Most AI approaches make a closed-world assumption that if a statement doesn’t appear in the knowledge base, it is false. LNNs, on the other hand, maintain upper and lower bounds for each variable, allowing the more realistic open-world assumption and a robust way to accommodate incomplete knowledge. At the height of the AI boom, companies such as Symbolics, LMI, and Texas Instruments were selling LISP machines specifically targeted to accelerate the development of AI applications and research. In addition, several artificial intelligence companies, such as Teknowledge and Inference Corporation, were selling expert system shells, training, and consulting to corporations. Symbols also serve to transfer learning in another sense, not from one human to another, but from one situation to another, over the course of a single individual’s life.

Critiques from outside of the field were primarily from philosophers, on intellectual grounds, but also from funding agencies, especially during the two AI winters. The General Problem Solver (GPS) cast planning as problem-solving used means-ends analysis to create plans. STRIPS took a different approach, viewing planning as theorem proving. Graphplan takes a least-commitment approach to planning, rather than sequentially choosing actions from an initial state, working forwards, or a goal state if working backwards.

Samuel’s Checker Program[1952] — Arthur Samuel’s goal was to explore to make a computer learn. The program improved as it played more and Chat GPT more games and ultimately defeated its own creator. In 1959, it defeated the best player, This created a fear of AI dominating AI.

We use it in our professional lives – in proving mathematical theorems, in debugging computer programs, in medical diagnosis, and in legal reasoning. And we use it in our personal lives – in solving puzzles, in playing games, and in doing school assignments, not just in Math but also in History and English and other subjects. But symbolic AI starts to break when you must deal with the messiness of the world. For instance, consider computer vision, the science of enabling computers to make sense of the content of images and video. Say you have a picture of your cat and want to create a program that can detect images that contain your cat. You create a rule-based program that takes new images as inputs, compares the pixels to the original cat image, and responds by saying whether your cat is in those images.
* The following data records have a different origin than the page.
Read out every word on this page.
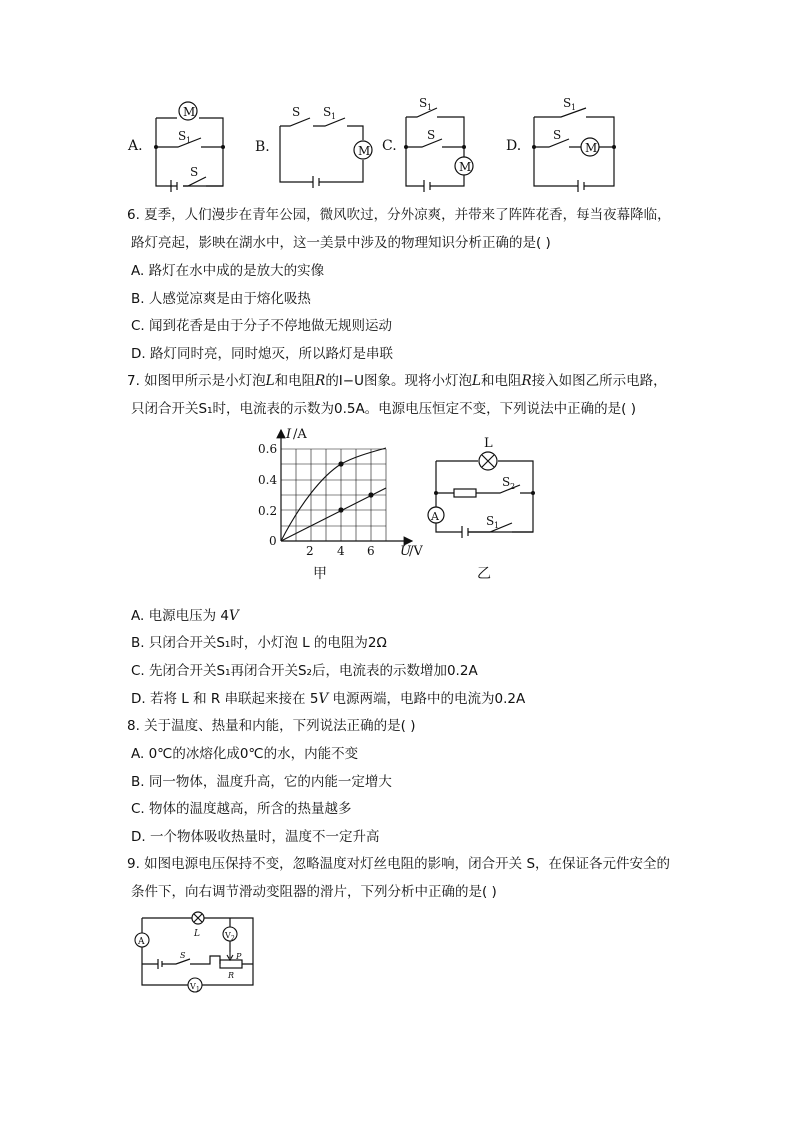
A.
M
S 1
S
B.
S S 1
M C.
S 1
S
M
D.
S 1
S
M
6. 夏季，人们漫步在青年公园，微风吹过，分外凉爽，并带来了阵阵花香，每当夜幕降临，
路灯亮起，影映在湖水中，这一美景中涉及的物理知识分析正确的是( )
A. 路灯在水中成的是放大的实像
B. 人感觉凉爽是由于熔化吸热
C. 闻到花香是由于分子不停地做无规则运动
D. 路灯同时亮，同时熄灭，所以路灯是串联
7. 如图甲所示是小灯泡L和电阻R的I−U图象。现将小灯泡L和电阻R接入如图乙所示电路，
只闭合开关S₁时，电流表的示数为0.5A。电源电压恒定不变，下列说法中正确的是( )
I /A
0.6
0.4
0.2
0
2 4 6 U
/V
甲
L
S 2
S 1
A
乙
A. 电源电压为 4V
B. 只闭合开关S₁时，小灯泡 L 的电阻为2Ω
C. 先闭合开关S₁再闭合开关S₂后，电流表的示数增加0.2A
D. 若将 L 和 R 串联起来接在 5V 电源两端，电路中的电流为0.2A
8. 关于温度、热量和内能，下列说法正确的是( )
A. 0℃的冰熔化成0℃的水，内能不变
B. 同一物体，温度升高，它的内能一定增大
C. 物体的温度越高，所含的热量越多
D. 一个物体吸收热量时，温度不一定升高
9. 如图电源电压保持不变，忽略温度对灯丝电阻的影响，闭合开关 S，在保证各元件安全的
条件下，向右调节滑动变阻器的滑片，下列分析中正确的是( )
L
A
V 2
P
S
R
V 1
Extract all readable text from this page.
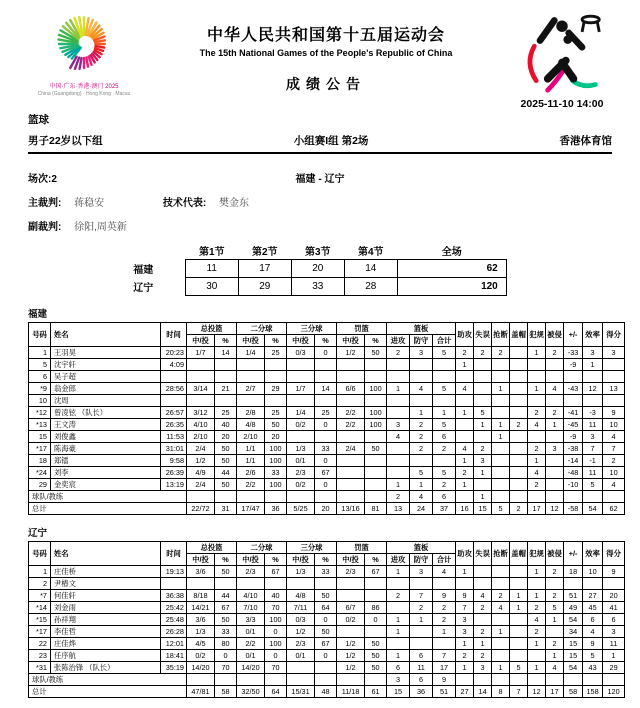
中国·广东·香港·澳门 2025
China (Guangdong) · Hong Kong · Macau
中华人民共和国第十五届运动会
The 15th National Games of the People's Republic of China
成绩公告
2025-11-10 14:00
篮球
男子22岁以下组	小组赛I组 第2场	香港体育馆
场次:2	福建 - 辽宁
主裁判: 蒋稳安	技术代表: 樊金东
副裁判: 徐阳,周英新
	第1节	第2节	第3节	第4节	全场
福建	11	17	20	14	62
辽宁	30	29	33	28	120
福建
号码	姓名	时间	总投篮		二分球		三分球		罚篮		篮板			助攻	失误	抢断	盖帽	犯规	被侵	+/-	效率	得分
			中/投	%	中/投	%	中/投	%	中/投	%	进攻	防守	合计									
1	王羽昊	20:23	1/7	14	1/4	25	0/3	0	1/2	50	2	3	5	2	2	2		1	2	-33	3	3
5	沈宇轩	4:09												1						-9	1	
6	吴子超																					
*9	翁金郎	28:56	3/14	21	2/7	29	1/7	14	6/6	100	1	4	5	4		1		1	4	-43	12	13
10	沈周																					
*12	曾凌铉 （队长）	26:57	3/12	25	2/8	25	1/4	25	2/2	100		1	1	1	5			2	2	-41	-3	9
*13	王文涛	26:35	4/10	40	4/8	50	0/2	0	2/2	100	3	2	5		1	1	2	4	1	-45	11	10
15	刘俊鑫	11:53	2/10	20	2/10	20					4	2	6			1				-9	3	4
*17	陈海豪	31:01	2/4	50	1/1	100	1/3	33	2/4	50		2	2	4	2			2	3	-38	7	7
18	郑镭	9:58	1/2	50	1/1	100	0/1	0						1	3			1		-14	-1	2
*24	刘李	26:39	4/9	44	2/6	33	2/3	67				5	5	2	1			4		-48	11	10
29	金奕宸	13:19	2/4	50	2/2	100	0/2	0			1	1	2	1				2		-10	5	4
球队/教练											2	4	6		1							
总计			22/72	31	17/47	36	5/25	20	13/16	81	13	24	37	16	15	5	2	17	12	-58	54	62
辽宁
号码	姓名	时间	总投篮		二分球		三分球		罚篮		篮板			助攻	失误	抢断	盖帽	犯规	被侵	+/-	效率	得分
			中/投	%	中/投	%	中/投	%	中/投	%	进攻	防守	合计									
1	庄佳桥	19:13	3/6	50	2/3	67	1/3	33	2/3	67	1	3	4	1				1	2	18	10	9
2	尹椿文																					
*7	何佳轩	36:38	8/18	44	4/10	40	4/8	50			2	7	9	9	4	2	1	1	2	51	27	20
*14	刘金雨	25:42	14/21	67	7/10	70	7/11	64	6/7	86		2	2	7	2	4	1	2	5	49	45	41
*15	孙祥翔	25:48	3/6	50	3/3	100	0/3	0	0/2	0	1	1	2	3				4	1	54	6	6
*17	李佳哲	26:28	1/3	33	0/1	0	1/2	50			1		1	3	2	1		2		34	4	3
22	庄佳烨	12:01	4/5	80	2/2	100	2/3	67	1/2	50				1	1			1	2	15	9	11
23	任序航	18:41	0/2	0	0/1	0	0/1	0	1/2	50	1	6	7	2	2				1	15	5	1
*31	张陈治锋 （队长）	35:19	14/20	70	14/20	70			1/2	50	6	11	17	1	3	1	5	1	4	54	43	29
球队/教练											3	6	9									
总计			47/81	58	32/50	64	15/31	48	11/18	61	15	36	51	27	14	8	7	12	17	58	158	120
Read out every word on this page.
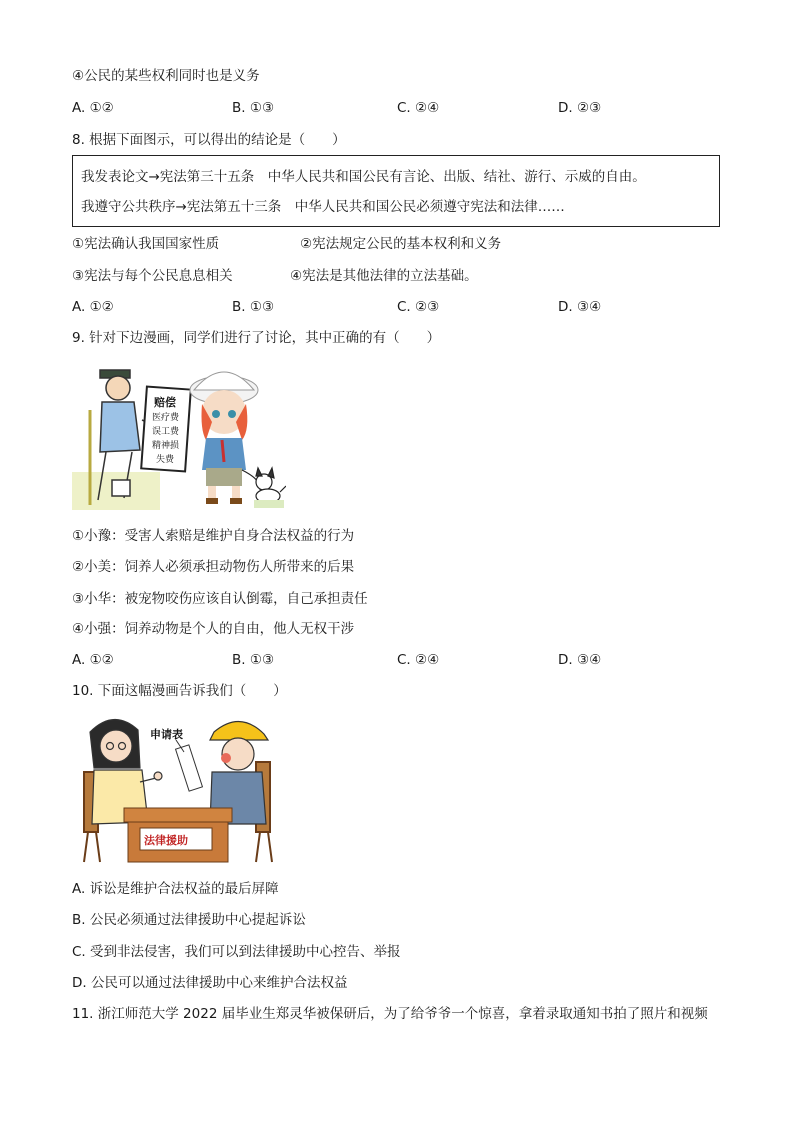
④公民的某些权利同时也是义务
A. ①②	B. ①③	C. ②④	D. ②③
8. 根据下面图示，可以得出的结论是（　　）
我发表论文→宪法第三十五条　中华人民共和国公民有言论、出版、结社、游行、示威的自由。
我遵守公共秩序→宪法第五十三条　中华人民共和国公民必须遵守宪法和法律……
①宪法确认我国国家性质	②宪法规定公民的基本权利和义务
③宪法与每个公民息息相关	④宪法是其他法律的立法基础。
A. ①②	B. ①③	C. ②③	D. ③④
9. 针对下边漫画，同学们进行了讨论，其中正确的有（　　）
赔偿
医疗费
误工费
精神损
失费
①小豫：受害人索赔是维护自身合法权益的行为
②小美：饲养人必须承担动物伤人所带来的后果
③小华：被宠物咬伤应该自认倒霉，自己承担责任
④小强：饲养动物是个人的自由，他人无权干涉
A. ①②	B. ①③	C. ②④	D. ③④
10. 下面这幅漫画告诉我们（　　）
申请表
法律援助
A. 诉讼是维护合法权益的最后屏障
B. 公民必须通过法律援助中心提起诉讼
C. 受到非法侵害，我们可以到法律援助中心控告、举报
D. 公民可以通过法律援助中心来维护合法权益
11. 浙江师范大学 2022 届毕业生郑灵华被保研后，为了给爷爷一个惊喜，拿着录取通知书拍了照片和视频
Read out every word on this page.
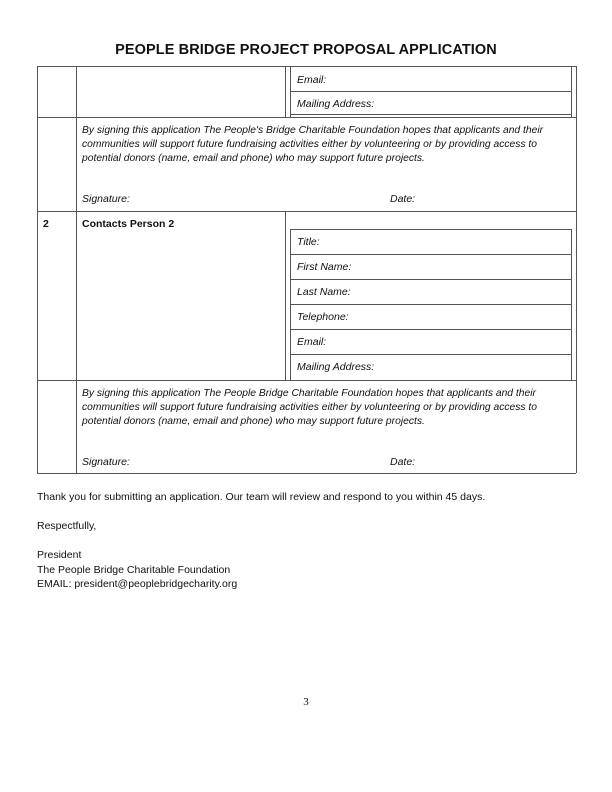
PEOPLE BRIDGE PROJECT PROPOSAL APPLICATION
Email:
Mailing Address:
By signing this application The People's Bridge Charitable Foundation hopes that applicants and their communities will support future fundraising activities either by volunteering or by providing access to potential donors (name, email and phone) who may support future projects.
Signature:	Date:
2	Contacts Person 2
Title:
First Name:
Last Name:
Telephone:
Email:
Mailing Address:
By signing this application The People Bridge Charitable Foundation hopes that applicants and their communities will support future fundraising activities either by volunteering or by providing access to potential donors (name, email and phone) who may support future projects.
Signature:	Date:
Thank you for submitting an application. Our team will review and respond to you within 45 days.
Respectfully,
President
The People Bridge Charitable Foundation
EMAIL: president@peoplebridgecharity.org
3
  • The form of the argument is the same as in the previous example, but the conclusion is somewhat less believable.
  • (1) If a proposition on the left hand side of one sentence is the same as a proposition on the right hand side of the other sentence, it is okay to drop the two symbols, with the proviso that only one such pair may be dropped.
  • Each method executes a series of rule-based instructions that might read and change the properties of the current and other objects.
  • But in recent years, as neural networks, also known as connectionist AI, gained traction, symbolic AI has fallen by the wayside.

To think that we can simply abandon symbol-manipulation is to suspend disbelief. Similar axioms would be required for other domain actions to specify what did not change. Qualitative simulation, such as Benjamin Kuipers’s QSIM,[90] approximates human reasoning about naive physics, such as what happens when we heat a liquid in a pot on the stove. We expect it to heat and possibly boil over, even though we may not know its temperature, its boiling point, or other details, such as atmospheric pressure. Time periods and titles are drawn from Henry Kautz’s 2020 AAAI Robert S. Engelmore Memorial Lecture[19] and the longer Wikipedia article on the History of AI, with dates and titles differing slightly for increased clarity.

For each of the following sentences, say whether or not it is true in this state of the world. Relational Logic expands upon Propositional Logic by providing a means for explicitly talking about individual objects and their interrelationships (not just monolithic conditions). In order to do so, we expand our language to include object constants and relation constants, variables and quantifiers.